RAY SUAREZ: Chamorro says Ortega is creating loyalty by delivering for the poor, using government coffers. The Ortega government distributes free and subsidized food. One out of four Nicaraguans don’t get enough to eat.
The busses, daily transportation for the Nicaraguan masses, include new Russian busses burning subsidized gasoline, which, like other aid, comes from Venezuela.
Arturo Cruz, former ambassador of Nicaragua to the United States under Ortega, says the leader has moved over the years from socialism to pragmatic populism.
ARTURO CRUZ JR., former Nicaraguan ambassador to the United States: When you have a government that has access to the Venezuelan resources, and uses them with a certain margin of discretion, they can be very effective in doing multiple things which are small for you and me, but that are huge for most Nicaraguans.
BAYARDO ARCE, Ortega administration (through translator): If Venezuela had not given us a credit to buy oil, I don’t see how this country would have survived under any government.
RAY SUAREZ: Bayardo Arce was one of the military leaders of the Nicaraguan revolution, and today is the Ortega government’s top economic adviser.
BAYARDO ARCE (through translator): And the energy problem, which was our main headache as we tried to attract foreign investment, was resolved by Venezuela when it invested in generating plants, and the power outages came to an end.
RAY SUAREZ: The opposition is large and split eight ways. Pre-election polls put Gadea as the leading opposition, about 10 points behind Ortega.
Though Gadea is one of the most conservative politicians on the ballot, he’s won the endorsement of some of the left’s leading lights from the 1980s, including Ernesto Cardenal, the renowned poet and former Sandinista minister of culture.

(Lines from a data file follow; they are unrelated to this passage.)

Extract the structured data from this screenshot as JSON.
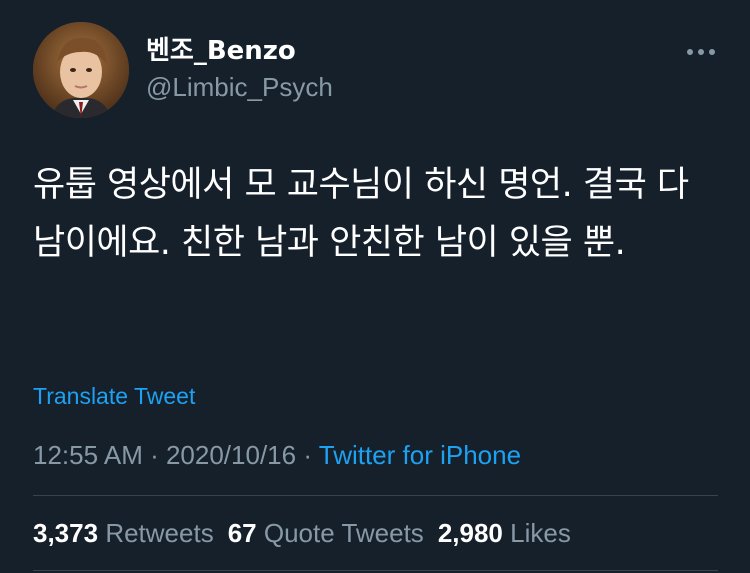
{
  "tweet": {
    "author": {
      "display_name": "벤조_Benzo",
      "handle": "@Limbic_Psych"
    },
    "text": "유툽 영상에서 모 교수님이 하신 명언. 결국 다 남이에요. 친한 남과 안친한 남이 있을 뿐.",
    "translate_label": "Translate Tweet",
    "time": "12:55 AM",
    "date": "2020/10/16",
    "separator": " · ",
    "source": "Twitter for iPhone",
    "stats": {
      "retweets_count": "3,373",
      "retweets_label": "Retweets",
      "quote_count": "67",
      "quote_label": "Quote Tweets",
      "likes_count": "2,980",
      "likes_label": "Likes"
    }
  },
  "icons": {
    "more": "more-horizontal-icon"
  },
  "colors": {
    "background": "#15202b",
    "primary_text": "#ffffff",
    "secondary_text": "#8899a6",
    "accent": "#1da1f2",
    "divider": "#38444d"
  }
}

Another old ally-turned-opponent of Ortega and the Sandinista Front is writer and women’s rights activist Sofia Montenegro.
Did you support the revolution in the 1970s and 1980s?
SOFIA MONTENEGRO, political activist: Yes, absolutely, but there is nothing left of the revolution in Daniel Ortega now. I mean, I think he has failed.
RAY SUAREZ: Montenegro has a long litany of complaints against the president, but chief among them, Ortega’s aggressive bid to court church support by imposing one of Latin America’s toughest abortion bans, even outlawing therapeutic abortions, when pregnancy threatens a woman’s life.
SOFIA MONTENEGRO: The decision of — to reposition himself as a Christian is funny, I mean, in the sense that it’s inauthentic and nobody buys it.
RAY SUAREZ: Last week, on the fifth anniversary of the law’s enactment, thousands of women gathered in protests on the streets of Managua, just 10 days before the election.
(CHEERING AND APPLAUSE)
RAY SUAREZ: Continuing religious appeals begun in his last campaign, Ortega invited the nation’s press to broadcast the award of the country’s highest civilian honor to a local priest.
He was joined by Miguel Obando y Bravo, who, 25 years ago, supported the Contras fighting with American help to bring down the Sandinista regime.
Arturo Cruz sees Ortega joining a long line of Latin American leaders putting personality and power over party.
ARTURO CRUZ JR.: And it’s not the FSLN. People now vote for Daniel Ortega. And — and now that amount of voters is increasing, in part because probably you cannot define him any longer ideologically. He’s much more of a traditional politician, closer to the Catholic Church. He believes more or less now in the — in the traditional symbols.
RAY SUAREZ: As part of that ideological shift, Ortega has actively courted U.S. and foreign business investments in Nicaragua. Cruz says, if he wins again, the Sandinista leader could now be in power for a long, long time. But others caution that Nicaraguans distrust pollsters, and the opposition may be stronger than anyone realizes.
Its politics shaped by revolution and civil war, tribal, dominated by a handful of famous families and outsized personalities, Nicaragua heads to the polls Sunday.
JEFFREY BROWN: Ray’s next report from Nicaragua will look at its efforts to combat pneumonia.